– Пепа! – чуть слышно, шепотом обратился к ней мальчик. – Ты знаешь… Ведь это те… дикие…
– Какие? Что живут в лесах с обезьянами?
– Нет… Которые к нам, к св. Николаю, приходят молиться.
Девочка вздрогнула и поползла было, но серая толпа всклокоченных людей в полушубках, горланя и шумя уже наваливалась на них. Бепи вдруг почувствовал прилив отчаянного мужества. Он захватил в обе руки песку и стал над сестренкой, готовясь защищать ее во что бы то ни стало. Что мог сделать, он не давал себе отчета. Всё равно другого оружия, ведь, под руками не оказывалось. Лохматые варвары первое время не обращали на них никакого внимания. Громадные лапищи в лаптях глубоко уходили в песок. Каждый странник невольно горбился под тяжестью сумы. На лицах у всех была забота и усталь. «Дикими» оказались русские паломники, возвращавшиеся из Бари на Бриндизи пешком. Пароход, который должен был взять их, отошел раньше – целую неделю не будет другого, а от Бриндизи отвалит через три дня, они и брели туда, зная, что берегом всюду дойдешь. А тут кстати и дорога стрелой и кто – то пояснил им, что надо держаться ее, никуда не сворачивая, и в конце концов доплетешься до порта. Шли, шли они, да вдруг баба крикнула:
– Батюшки… Мальцы – то. Глянь – ко. Ведь это те самые…
– Какие…
– А что у угодника Божьего, у Николы.
– Они и есть.
– Ишь ты… Плачут… Девонька – то, девонька… Чего ты, несуразная? Кто тебя это?

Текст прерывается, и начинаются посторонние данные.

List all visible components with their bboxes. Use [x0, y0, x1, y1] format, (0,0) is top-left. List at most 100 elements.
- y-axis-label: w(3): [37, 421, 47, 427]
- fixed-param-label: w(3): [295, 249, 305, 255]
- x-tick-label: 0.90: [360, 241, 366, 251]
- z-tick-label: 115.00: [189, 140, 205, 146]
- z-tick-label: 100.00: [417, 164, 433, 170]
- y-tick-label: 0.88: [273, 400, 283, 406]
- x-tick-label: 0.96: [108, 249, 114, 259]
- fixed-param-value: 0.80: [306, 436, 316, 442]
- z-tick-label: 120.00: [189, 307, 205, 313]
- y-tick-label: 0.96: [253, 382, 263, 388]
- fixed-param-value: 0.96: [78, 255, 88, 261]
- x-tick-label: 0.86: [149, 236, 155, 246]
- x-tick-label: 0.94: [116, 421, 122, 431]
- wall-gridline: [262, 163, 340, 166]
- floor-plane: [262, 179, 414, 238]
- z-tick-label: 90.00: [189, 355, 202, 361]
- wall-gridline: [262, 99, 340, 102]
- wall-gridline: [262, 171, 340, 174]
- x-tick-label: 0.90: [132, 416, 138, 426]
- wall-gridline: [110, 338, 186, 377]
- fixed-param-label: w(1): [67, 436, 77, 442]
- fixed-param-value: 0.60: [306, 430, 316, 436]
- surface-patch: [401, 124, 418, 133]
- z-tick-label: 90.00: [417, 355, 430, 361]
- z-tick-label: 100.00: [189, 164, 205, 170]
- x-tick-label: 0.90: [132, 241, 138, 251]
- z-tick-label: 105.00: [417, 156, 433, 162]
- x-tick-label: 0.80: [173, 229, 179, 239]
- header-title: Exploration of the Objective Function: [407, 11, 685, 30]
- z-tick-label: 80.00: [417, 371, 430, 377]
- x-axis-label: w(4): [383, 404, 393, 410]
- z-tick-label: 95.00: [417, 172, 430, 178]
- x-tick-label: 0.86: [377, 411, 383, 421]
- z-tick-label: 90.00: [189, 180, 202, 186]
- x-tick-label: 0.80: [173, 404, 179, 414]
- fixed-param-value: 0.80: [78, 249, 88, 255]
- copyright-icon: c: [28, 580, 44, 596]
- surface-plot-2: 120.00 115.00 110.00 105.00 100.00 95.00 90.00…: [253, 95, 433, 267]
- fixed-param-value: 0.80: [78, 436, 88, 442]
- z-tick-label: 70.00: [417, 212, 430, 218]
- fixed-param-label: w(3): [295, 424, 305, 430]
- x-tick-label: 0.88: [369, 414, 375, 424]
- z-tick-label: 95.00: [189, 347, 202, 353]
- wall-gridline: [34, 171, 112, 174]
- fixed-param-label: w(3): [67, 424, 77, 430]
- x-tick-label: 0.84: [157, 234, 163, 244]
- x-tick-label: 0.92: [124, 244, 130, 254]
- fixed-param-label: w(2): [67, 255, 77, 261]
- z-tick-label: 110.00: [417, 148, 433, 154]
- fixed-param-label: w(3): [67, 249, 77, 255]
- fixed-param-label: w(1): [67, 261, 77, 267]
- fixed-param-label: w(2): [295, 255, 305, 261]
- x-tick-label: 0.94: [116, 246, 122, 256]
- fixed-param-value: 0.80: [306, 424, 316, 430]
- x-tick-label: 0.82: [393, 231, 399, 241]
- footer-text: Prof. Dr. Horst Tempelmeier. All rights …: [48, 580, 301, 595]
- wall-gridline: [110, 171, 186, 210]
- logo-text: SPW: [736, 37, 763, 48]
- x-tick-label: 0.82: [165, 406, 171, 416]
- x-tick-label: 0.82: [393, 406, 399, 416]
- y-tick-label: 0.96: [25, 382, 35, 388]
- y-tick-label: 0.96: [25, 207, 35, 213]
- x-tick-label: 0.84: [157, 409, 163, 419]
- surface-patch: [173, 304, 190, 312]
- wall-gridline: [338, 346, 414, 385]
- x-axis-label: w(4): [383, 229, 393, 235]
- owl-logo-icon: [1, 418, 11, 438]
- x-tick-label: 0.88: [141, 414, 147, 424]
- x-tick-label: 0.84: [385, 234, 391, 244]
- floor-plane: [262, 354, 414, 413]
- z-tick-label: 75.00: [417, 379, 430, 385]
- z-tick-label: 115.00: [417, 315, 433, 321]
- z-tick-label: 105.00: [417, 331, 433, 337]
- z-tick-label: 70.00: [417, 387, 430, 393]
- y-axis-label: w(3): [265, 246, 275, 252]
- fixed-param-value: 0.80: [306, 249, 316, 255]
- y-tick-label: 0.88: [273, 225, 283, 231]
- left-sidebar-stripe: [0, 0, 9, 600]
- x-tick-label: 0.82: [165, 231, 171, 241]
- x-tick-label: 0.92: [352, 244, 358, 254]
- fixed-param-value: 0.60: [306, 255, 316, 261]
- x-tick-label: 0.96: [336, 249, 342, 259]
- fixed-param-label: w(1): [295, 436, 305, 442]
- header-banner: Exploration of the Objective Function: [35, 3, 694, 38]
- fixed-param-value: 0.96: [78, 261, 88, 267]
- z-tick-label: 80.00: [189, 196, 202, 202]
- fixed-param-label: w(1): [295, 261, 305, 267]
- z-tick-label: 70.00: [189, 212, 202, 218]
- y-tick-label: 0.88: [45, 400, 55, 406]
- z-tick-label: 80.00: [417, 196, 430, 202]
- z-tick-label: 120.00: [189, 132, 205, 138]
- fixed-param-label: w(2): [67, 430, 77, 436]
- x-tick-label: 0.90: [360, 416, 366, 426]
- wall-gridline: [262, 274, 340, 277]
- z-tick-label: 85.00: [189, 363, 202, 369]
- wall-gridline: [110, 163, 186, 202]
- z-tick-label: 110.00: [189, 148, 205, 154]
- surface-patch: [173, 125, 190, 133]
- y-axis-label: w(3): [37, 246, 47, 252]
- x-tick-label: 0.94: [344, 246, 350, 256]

Но тут Бепи вообразил, что серая «дикая» баба желает обидеть его Пепу, кинулся перед ней и забормотал что – то по – своему. Та протянула было руки взять сестренку, но не тут – то было. Бепи развернулся и прямо в глаза богомолке швырнул горсть песку.
– Ах ты… – чуть не ослепла та. – Ишь… Скажи на милость.
Хорошо, что море было у самых ног, можно было промыть веки.
– Да что, отняли у тебя ее, что ли?
– А ведь малыши как – никак, а заблудившись.
– Нет.
– Чего же они плачут?
– Пужаются.
– Либо есть хотят…
– Должно, что есть…
И та же баба с засыпанными глазами вынула из сумы сухарь ржаной и подала его Бепи.
– На… Христа ради…
Бепи никогда не видел подобной снеди, но по запаху догадался, в чем дело, и так у него заныло и зажаловалось в животе, что он, уже ничего не соображая, вцепился в сухарь белыми острыми зубами… да вовремя вспомнил про Пепу и смутился. Та, ведь, голоднее его и он мальчик. Косясь на хлеб, он подал его сестре. Она было отворотилась, да голод тошнотою приступил к горлу. Хлеб скоро захрустел и у нее на зубах.
– Погоди, братцы, у меня для них фрукта такая есть. Орехи здешние.
И громадный нелепый лохмач вытащил из сумы горсть каштанов. Нарочно купил показать дома, какие орехи растут в святой земле у Николая угодника. А они раньше понадобились. И вдруг, к крайнему удивлению Бепи, эти дикие полузвери, как рисовал их старый Симоне, обернулись чем – то вроде бабушек. Он даже почувствовал к богомольцам безграничное доверие, видя, как они улыбаются ему и смотрят на него. В самом деле, в их глазах, окруженных бесчисленными морщинками, светилось столько доброты и ласки. Совсем бабушки! Только у бабушек таких бород нет. И руки будут понежнее, чем у «русских». А мужики теперь то и дело принимались гладить чистенькие подстриженные головенки детей.
– Как же это ты попала сюда, умница? – добивались они у Пепы.
Та только таращилась. Но старательно брала все, что ей давали: рыбу, яблоко, фигу, и спешно – спешно всё это глотала.
– Как же ты это, от своих отбилась, что ли?
Бепи не понимал, в чем дело. Лохматые люди показывали ему в ту сторону, где был Бари – он утвердительно кивал головой и повторял «Бари, «Бари», – потом вдруг осмелел и давай им рассказывать, как он с сестренкой ушел оттуда в чаянии попасть на золотую лодку и что из этого вышло. Толпа молчала, слушала и ничего не понимала.